With LGBTQ2s+ entrepreneurs generating over $22 billion for the economy, and Indigenous-led businesses adding $33 billion to the GDP, a lack of inclusive spaces inhibits growth in these communities and weakens the economy. 

3 ways to break the bias cycle

Who you intentionally listen to, who you tune out and who you never hear from can shape your financial future. Here are three actionable ways to mitigate bias and build inclusivity online and within your community:

1. Celebrate differences

Everyone absorbs financial information differently, and cultivating online spaces that speak to various perspectives and learning techniques benefits everyone. 

For example, a 2024 study titled The Gendered Language of Financial Advice: Finfluencers, Framing, and Subconscious Preferences shows that male-oriented social media posts tend to focus on graphs, numbers, sharing “secrets” and tracking market trends, while female-oriented posts focus on personal narratives, empathic advice and financial basics. 

When asked to rate the posts on trustworthiness and relatability, women favoured the female-oriented posts, and men the male-oriented posts, suggesting a subconscious preference. 

These preferences aren’t inherently problematic. Some people connect more with numbers and charts, others with storytelling. If your feed is filled with the same kinds of people, giving the same advice, in the same way, it might be time to step back and think about why. 

Ask yourself: Am I receiving guidance that fits my learning style — or am I under the thumb of a narrow algorithm? Try following one new creator outside your usual sphere this week, and reflect on how their approach resonates with you.

2. Grow confidence through community

Facilitating safe spaces where women can discuss personal stories and define financial concepts in their own words “can significantly enhance their financial confidence and promote positive financial behaviours,” according to a recent report from the Financial Consumer Agency of Canada, From Clicks to Confidence. 

Promoting content from different voices can help reduce barriers for future generations. “There are hundreds of thousands of 19-year-old Joylees out there who have no formal education in finance, who are scared as hell about the stock market and whose families can’t help them,” Yang says. “When I make every single video, I make it so that the 19-year-old Joylee would understand.”

Ask yourself: When’s the last time I shared my own financial question or story, or listened to someone else share theirs? Try joining an online forum or starting a conversation with friends and family.
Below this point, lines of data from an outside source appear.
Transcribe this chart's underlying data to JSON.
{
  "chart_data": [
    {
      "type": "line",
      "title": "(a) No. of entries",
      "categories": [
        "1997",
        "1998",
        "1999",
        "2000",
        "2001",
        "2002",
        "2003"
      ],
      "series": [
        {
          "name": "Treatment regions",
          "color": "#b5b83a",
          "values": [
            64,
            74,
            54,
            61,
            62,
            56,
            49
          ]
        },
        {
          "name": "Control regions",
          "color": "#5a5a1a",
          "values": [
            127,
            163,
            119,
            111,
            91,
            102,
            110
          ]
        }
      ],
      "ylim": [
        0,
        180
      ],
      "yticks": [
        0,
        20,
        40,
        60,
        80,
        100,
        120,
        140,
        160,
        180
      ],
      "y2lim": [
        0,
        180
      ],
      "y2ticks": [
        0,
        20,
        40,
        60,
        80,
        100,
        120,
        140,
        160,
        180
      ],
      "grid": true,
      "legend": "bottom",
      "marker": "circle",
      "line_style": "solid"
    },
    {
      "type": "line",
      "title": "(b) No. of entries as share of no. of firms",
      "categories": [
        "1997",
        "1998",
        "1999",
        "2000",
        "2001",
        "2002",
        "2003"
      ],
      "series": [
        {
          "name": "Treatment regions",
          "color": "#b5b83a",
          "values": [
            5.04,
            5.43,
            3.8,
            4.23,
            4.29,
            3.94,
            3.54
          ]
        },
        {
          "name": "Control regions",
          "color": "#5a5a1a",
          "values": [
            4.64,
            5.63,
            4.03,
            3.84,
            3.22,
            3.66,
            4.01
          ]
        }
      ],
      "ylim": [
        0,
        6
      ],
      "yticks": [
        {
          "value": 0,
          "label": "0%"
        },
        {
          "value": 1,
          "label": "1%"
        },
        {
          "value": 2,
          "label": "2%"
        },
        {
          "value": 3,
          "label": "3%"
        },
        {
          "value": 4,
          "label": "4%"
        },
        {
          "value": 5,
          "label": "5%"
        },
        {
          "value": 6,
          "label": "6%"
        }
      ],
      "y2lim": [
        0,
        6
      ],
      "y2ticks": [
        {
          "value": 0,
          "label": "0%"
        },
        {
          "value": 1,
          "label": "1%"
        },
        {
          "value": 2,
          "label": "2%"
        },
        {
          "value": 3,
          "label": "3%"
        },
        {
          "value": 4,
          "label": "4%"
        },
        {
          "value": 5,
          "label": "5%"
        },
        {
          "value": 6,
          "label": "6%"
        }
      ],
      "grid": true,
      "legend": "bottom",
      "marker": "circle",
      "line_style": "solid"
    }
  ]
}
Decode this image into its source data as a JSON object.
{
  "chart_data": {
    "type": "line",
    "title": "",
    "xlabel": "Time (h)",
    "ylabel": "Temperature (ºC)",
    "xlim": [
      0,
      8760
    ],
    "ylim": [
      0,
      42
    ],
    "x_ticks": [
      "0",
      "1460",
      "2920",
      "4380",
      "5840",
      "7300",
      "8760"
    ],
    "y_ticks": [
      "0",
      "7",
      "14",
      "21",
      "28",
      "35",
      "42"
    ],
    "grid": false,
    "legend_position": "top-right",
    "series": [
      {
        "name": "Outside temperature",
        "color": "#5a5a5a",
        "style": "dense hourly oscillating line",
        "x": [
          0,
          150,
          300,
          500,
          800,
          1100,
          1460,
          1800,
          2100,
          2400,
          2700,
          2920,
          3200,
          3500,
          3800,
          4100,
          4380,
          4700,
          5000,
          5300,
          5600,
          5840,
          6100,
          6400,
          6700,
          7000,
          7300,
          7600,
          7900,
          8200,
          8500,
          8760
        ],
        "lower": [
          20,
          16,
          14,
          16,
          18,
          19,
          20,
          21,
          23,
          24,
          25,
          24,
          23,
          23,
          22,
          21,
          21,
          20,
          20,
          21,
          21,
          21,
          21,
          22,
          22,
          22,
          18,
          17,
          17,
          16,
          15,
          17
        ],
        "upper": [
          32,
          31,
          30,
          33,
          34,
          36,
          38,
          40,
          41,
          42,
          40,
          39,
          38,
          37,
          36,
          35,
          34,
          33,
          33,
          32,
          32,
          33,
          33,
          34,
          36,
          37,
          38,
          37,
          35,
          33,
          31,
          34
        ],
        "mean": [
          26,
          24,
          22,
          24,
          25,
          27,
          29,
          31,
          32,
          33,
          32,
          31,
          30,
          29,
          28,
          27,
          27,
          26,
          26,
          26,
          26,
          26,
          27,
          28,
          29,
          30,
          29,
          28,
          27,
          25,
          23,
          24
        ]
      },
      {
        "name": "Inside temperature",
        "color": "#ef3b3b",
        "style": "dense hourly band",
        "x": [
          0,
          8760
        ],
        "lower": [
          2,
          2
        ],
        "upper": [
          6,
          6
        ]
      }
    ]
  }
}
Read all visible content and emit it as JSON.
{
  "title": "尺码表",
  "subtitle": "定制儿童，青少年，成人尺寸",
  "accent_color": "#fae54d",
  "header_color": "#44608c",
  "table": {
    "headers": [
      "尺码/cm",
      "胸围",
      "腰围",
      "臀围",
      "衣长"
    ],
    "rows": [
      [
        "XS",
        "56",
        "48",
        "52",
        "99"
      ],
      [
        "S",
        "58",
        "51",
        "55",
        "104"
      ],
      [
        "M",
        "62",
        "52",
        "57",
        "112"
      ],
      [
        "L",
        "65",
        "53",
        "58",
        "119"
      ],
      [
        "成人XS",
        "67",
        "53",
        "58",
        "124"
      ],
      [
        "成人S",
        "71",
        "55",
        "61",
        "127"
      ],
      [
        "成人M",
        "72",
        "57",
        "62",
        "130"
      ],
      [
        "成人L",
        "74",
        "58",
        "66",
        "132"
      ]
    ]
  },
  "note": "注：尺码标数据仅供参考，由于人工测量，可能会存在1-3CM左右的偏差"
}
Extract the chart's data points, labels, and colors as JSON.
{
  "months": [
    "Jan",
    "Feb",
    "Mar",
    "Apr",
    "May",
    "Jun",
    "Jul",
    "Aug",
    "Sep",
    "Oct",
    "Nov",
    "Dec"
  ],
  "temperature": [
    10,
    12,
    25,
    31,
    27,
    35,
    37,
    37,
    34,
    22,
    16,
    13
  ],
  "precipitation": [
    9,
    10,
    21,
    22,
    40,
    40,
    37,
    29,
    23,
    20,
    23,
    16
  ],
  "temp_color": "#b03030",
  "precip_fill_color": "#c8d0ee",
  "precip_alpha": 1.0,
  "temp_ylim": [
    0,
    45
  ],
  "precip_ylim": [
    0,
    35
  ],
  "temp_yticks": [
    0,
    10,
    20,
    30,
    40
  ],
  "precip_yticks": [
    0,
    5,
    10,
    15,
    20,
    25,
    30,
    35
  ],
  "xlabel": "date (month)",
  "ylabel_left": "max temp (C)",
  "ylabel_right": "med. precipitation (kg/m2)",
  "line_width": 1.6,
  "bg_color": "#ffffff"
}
3. Raise awareness by clocking biases

Simply knowing that these biases exist — and actively clocking them in the wild — can help you cultivate a more confident financial environment for all. 

Ask yourself: How do I respond to different types of advice? Do I associate confidence with competence, even when the information is shaky? Try noting one piece of advice you initially dismissed, and revisit it with fresh eyes. Question your assumptions, and support those who feel hesitant.